Aux États-Unis, le « code de Nuremberg » glissa sur une communauté médicale qui ne se sentait pas concernée. « Le point de vue dominant était que [les accusés] étaient d’abord et avant tout des nazis ; par définition, rien de ce qu’il firent et aucun code établi en réponse à cela n’étaient pertinents pour les États-Unis », indique l’historien D. Rothman. « C’était un bon code pour les barbares, mais un code inutile pour les médecins normaux », résume J. Katz. Le « code de Nuremberg », de ce fait, n’empêcha pas des recherches sur l’être humain qui enfreignaient parfois gravement les principes (étude de Tuskegee sur la syphilis, par exemple).

Les versions antérieures en français du « code de Nuremberg » proviennent de deux sources : le texte du Dr François Bayle, un observateur français au « procès des médecins », issu de la synthèse du procès publiée en 1950 ; un texte d’origine inconnue (probablement une autorité déontologique nationale), publié en 1984 en annexe de l’avis du Comité consultatif national d’éthique (CCNE) sur la recherche sur l’être humain et repris par le rapport du Conseil d’État préparatoire à la loi de 1988 sur les recherches biomédicales. La traduction de Bayle donne la partie du jugement de Nuremberg qui ne s’appelle pas encore « code de Nuremberg ». Cette version, qui fit longtemps référence, contient de nombreuses inexactitudes et approximations.

Elle est le fait d’un médecin – Bayle était un psychiatre de la Marine – peu au fait des questions et de la terminologie juridiques. Bayle a tenté de corriger des formulations qui paraissent abruptes du point de vue d’un déontologue français : ainsi, l’expression « human subject » est traduite non par « sujet humain », mais par « sujet qui sert à l’expérience » ; le bien de la « société » (que doit poursuivre l’expérience) est transformé en bien de « l’humanité ». La traduction de Bayle a été corrigée sur ces points dans la version publiée par C. Ambroselli dans son « Que sais-je ? » sur l’Ethique médicale.
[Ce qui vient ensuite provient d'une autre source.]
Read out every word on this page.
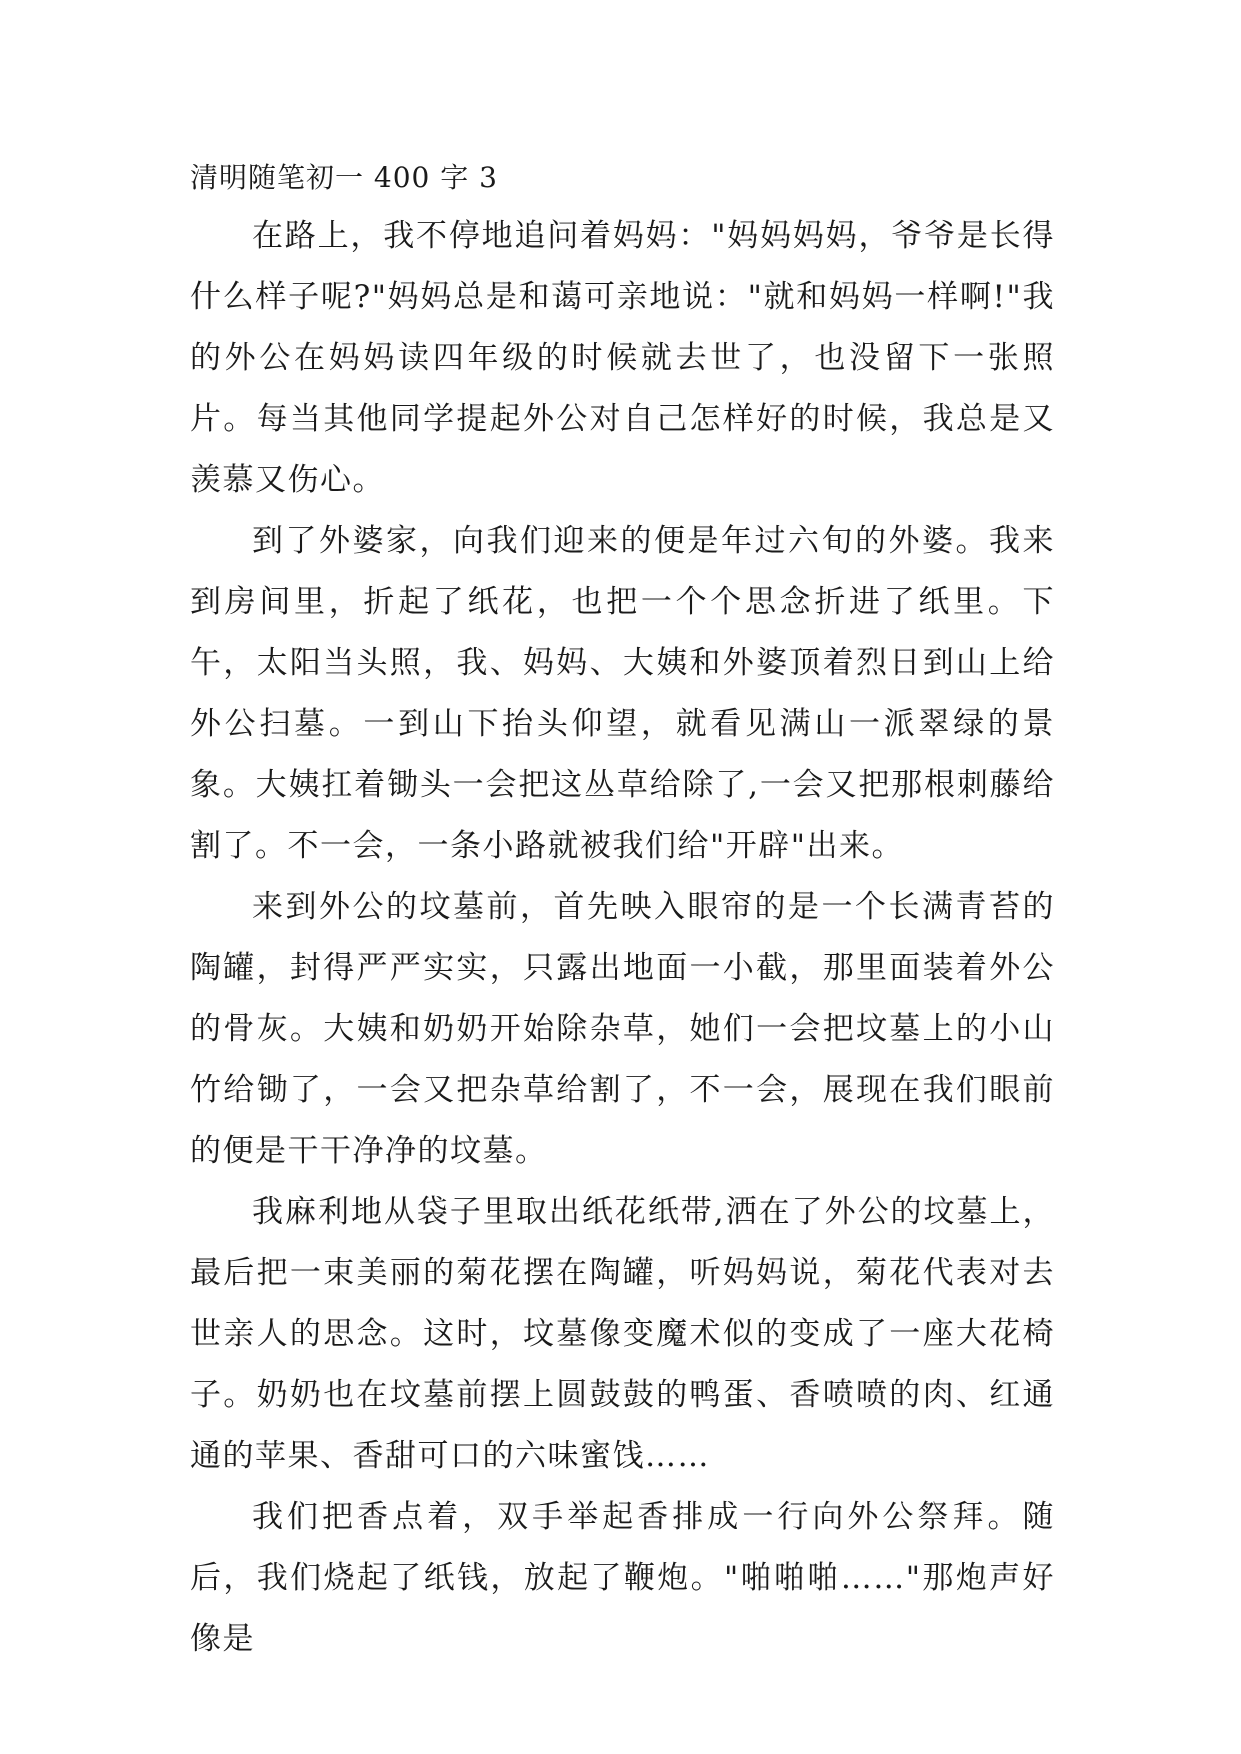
清明随笔初一 400 字 3

在路上，我不停地追问着妈妈："妈妈妈妈，爷爷是长得什么样子呢?"妈妈总是和蔼可亲地说："就和妈妈一样啊!"我的外公在妈妈读四年级的时候就去世了，也没留下一张照片。每当其他同学提起外公对自己怎样好的时候，我总是又羡慕又伤心。

到了外婆家，向我们迎来的便是年过六旬的外婆。我来到房间里，折起了纸花，也把一个个思念折进了纸里。下午，太阳当头照，我、妈妈、大姨和外婆顶着烈日到山上给外公扫墓。一到山下抬头仰望，就看见满山一派翠绿的景象。大姨扛着锄头一会把这丛草给除了,一会又把那根刺藤给割了。不一会，一条小路就被我们给"开辟"出来。

来到外公的坟墓前，首先映入眼帘的是一个长满青苔的陶罐，封得严严实实，只露出地面一小截，那里面装着外公的骨灰。大姨和奶奶开始除杂草，她们一会把坟墓上的小山竹给锄了，一会又把杂草给割了，不一会，展现在我们眼前的便是干干净净的坟墓。

我麻利地从袋子里取出纸花纸带,洒在了外公的坟墓上，最后把一束美丽的菊花摆在陶罐，听妈妈说，菊花代表对去世亲人的思念。这时，坟墓像变魔术似的变成了一座大花椅子。奶奶也在坟墓前摆上圆鼓鼓的鸭蛋、香喷喷的肉、红通通的苹果、香甜可口的六味蜜饯……

我们把香点着，双手举起香排成一行向外公祭拜。随后，我们烧起了纸钱，放起了鞭炮。"啪啪啪……"那炮声好像是
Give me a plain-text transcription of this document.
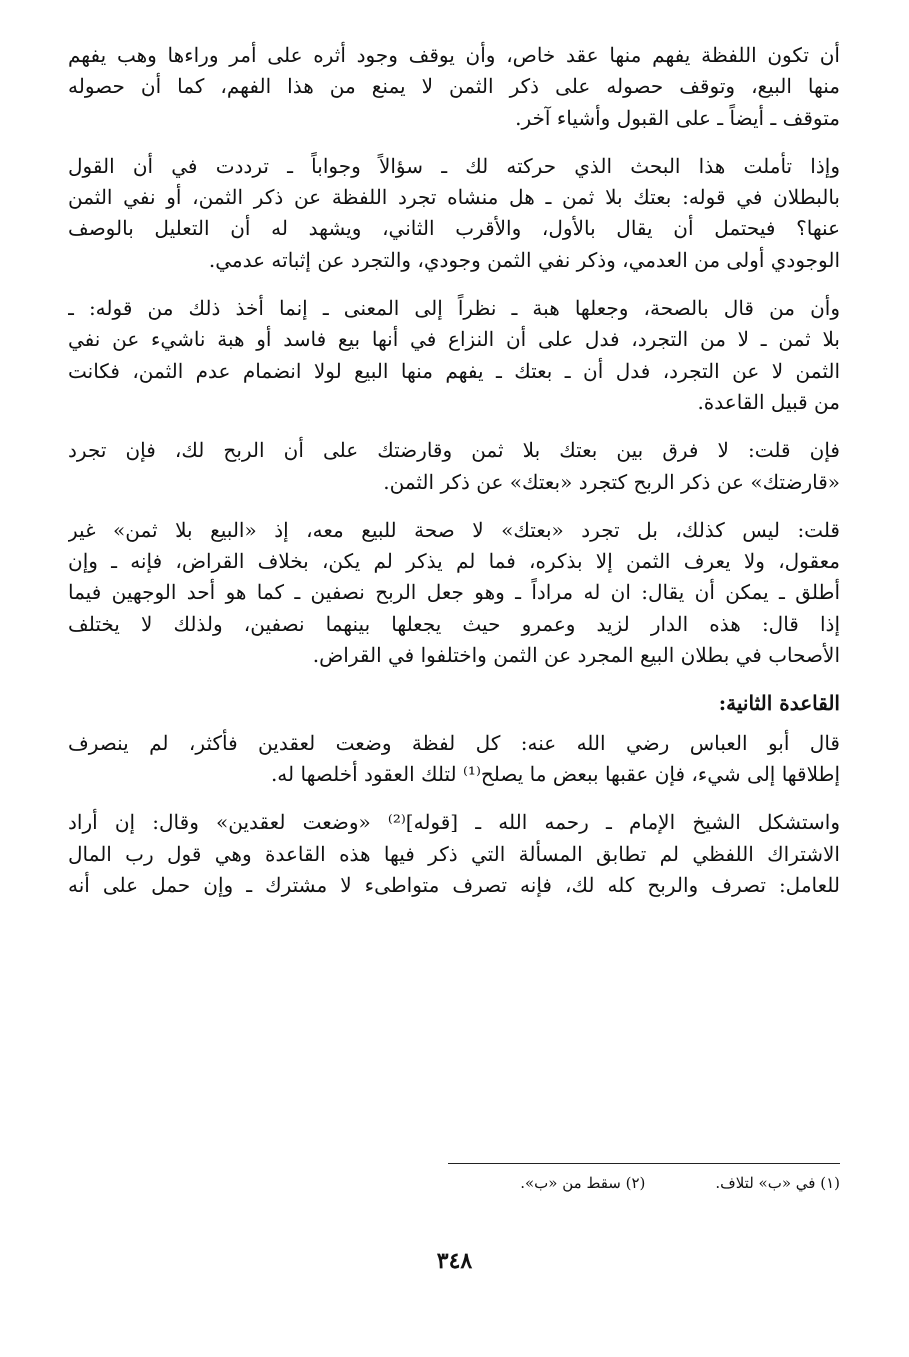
أن تكون اللفظة يفهم منها عقد خاص، وأن يوقف وجود أثره على أمر وراءها وهب يفهم
منها البيع، وتوقف حصوله على ذكر الثمن لا يمنع من هذا الفهم، كما أن حصوله
متوقف ـ أيضاً ـ على القبول وأشياء آخر.

وإذا تأملت هذا البحث الذي حركته لك ـ سؤالاً وجواباً ـ ترددت في أن القول
بالبطلان في قوله: بعتك بلا ثمن ـ هل منشاه تجرد اللفظة عن ذكر الثمن، أو نفي الثمن
عنها؟ فيحتمل أن يقال بالأول، والأقرب الثاني، ويشهد له أن التعليل بالوصف
الوجودي أولى من العدمي، وذكر نفي الثمن وجودي، والتجرد عن إثباته عدمي.

وأن من قال بالصحة، وجعلها هبة ـ نظراً إلى المعنى ـ إنما أخذ ذلك من قوله: ـ
بلا ثمن ـ لا من التجرد، فدل على أن النزاع في أنها بيع فاسد أو هبة ناشيء عن نفي
الثمن لا عن التجرد، فدل أن ـ بعتك ـ يفهم منها البيع لولا انضمام عدم الثمن، فكانت
من قبيل القاعدة.

فإن قلت: لا فرق بين بعتك بلا ثمن وقارضتك على أن الربح لك، فإن تجرد
«قارضتك» عن ذكر الربح كتجرد «بعتك» عن ذكر الثمن.

قلت: ليس كذلك، بل تجرد «بعتك» لا صحة للبيع معه، إذ «البيع بلا ثمن» غير
معقول، ولا يعرف الثمن إلا بذكره، فما لم يذكر لم يكن، بخلاف القراض، فإنه ـ وإن
أطلق ـ يمكن أن يقال: ان له مراداً ـ وهو جعل الربح نصفين ـ كما هو أحد الوجهين فيما
إذا قال: هذه الدار لزيد وعمرو حيث يجعلها بينهما نصفين، ولذلك لا يختلف
الأصحاب في بطلان البيع المجرد عن الثمن واختلفوا في القراض.

القاعدة الثانية:

قال أبو العباس رضي الله عنه: كل لفظة وضعت لعقدين فأكثر، لم ينصرف
إطلاقها إلى شيء، فإن عقبها ببعض ما يصلح⁽¹⁾ لتلك العقود أخلصها له.

واستشكل الشيخ الإمام ـ رحمه الله ـ [قوله]⁽²⁾ «وضعت لعقدين» وقال: إن أراد
الاشتراك اللفظي لم تطابق المسألة التي ذكر فيها هذه القاعدة وهي قول رب المال
للعامل: تصرف والربح كله لك، فإنه تصرف متواطىء لا مشترك ـ وإن حمل على أنه

(١) في «ب» لتلاف.
(٢) سقط من «ب».
٣٤٨
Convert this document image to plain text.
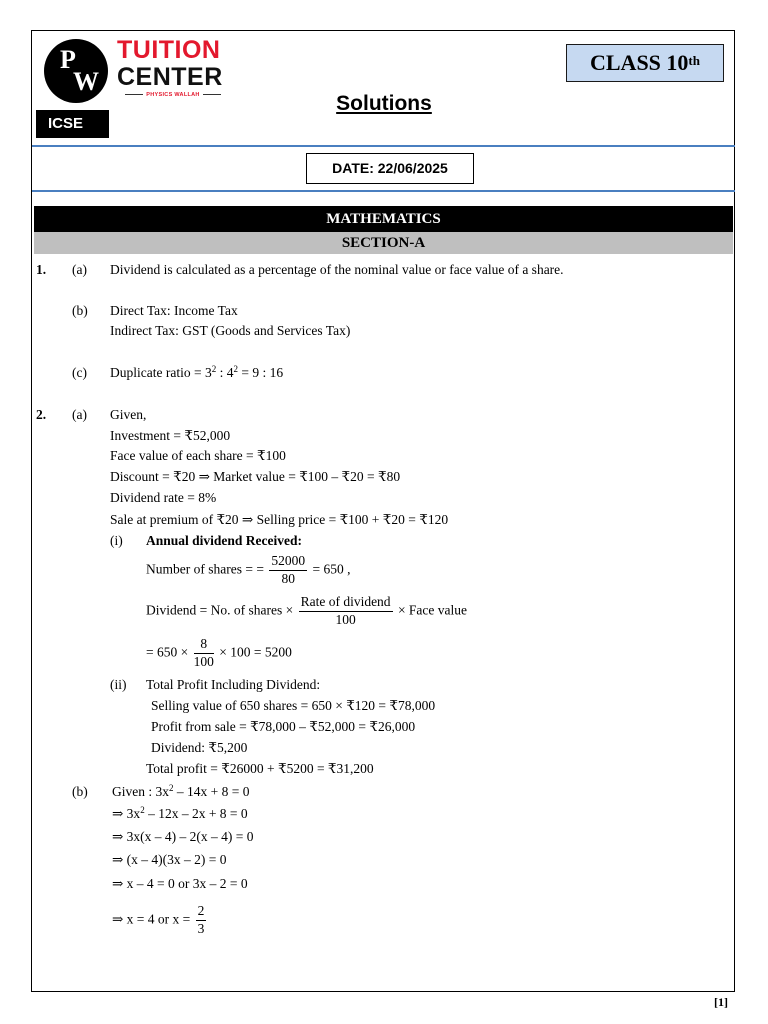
P
W
TUITION
CENTER
PHYSICS WALLAH
ICSE
CLASS 10th
Solutions
DATE: 22/06/2025
MATHEMATICS
SECTION-A
1. (a) Dividend is calculated as a percentage of the nominal value or face value of a share.
(b) Direct Tax: Income Tax
Indirect Tax: GST (Goods and Services Tax)
(c) Duplicate ratio = $3^2$ : $4^2 = 9$ : 16
2. (a) Given,
Investment = ₹52,000
Face value of each share = ₹100
Discount = ₹20 ⇒ Market value = ₹100 – ₹20 = ₹80
Dividend rate = 8%
Sale at premium of ₹20 ⇒ Selling price = ₹100 + ₹20 = ₹120
(i) Annual dividend Received:
Number of shares = = $\frac{52000}{80} = 650$ ,
Dividend = No. of shares × $\frac{\text{Rate of dividend}}{100}$ × Face value
= $650 \times \frac{8}{100} \times 100 = 5200$
(ii) Total Profit Including Dividend:
Selling value of 650 shares = 650 × ₹120 = ₹78,000
Profit from sale = ₹78,000 – ₹52,000 = ₹26,000
Dividend: ₹5,200
Total profit = ₹26000 + ₹5200 = ₹31,200
(b) Given : $3x^2 - 14x + 8 = 0$
⇒ $3x^2 - 12x - 2x + 8 = 0$
⇒ 3x(x – 4) – 2(x – 4) = 0
⇒ (x – 4)(3x – 2) = 0
⇒ x – 4 = 0 or 3x – 2 = 0
⇒ x = 4 or $x = \frac{2}{3}$
[1]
Le texte du CCNE, publié sans source, est une adaptation déontologique simplifiée du « code de Nuremberg », destinée aux médecins expérimentateurs. Le « sujet humain » est remplacé par « le malade ». Le « code de Nuremberg » a été très régulièrement pris pour un texte déontologique ou éthique. Il s’agit, en réalité, d’un texte juridique : le procès des médecins n’était pas un congrès d’éthique, mais un procès pénal international.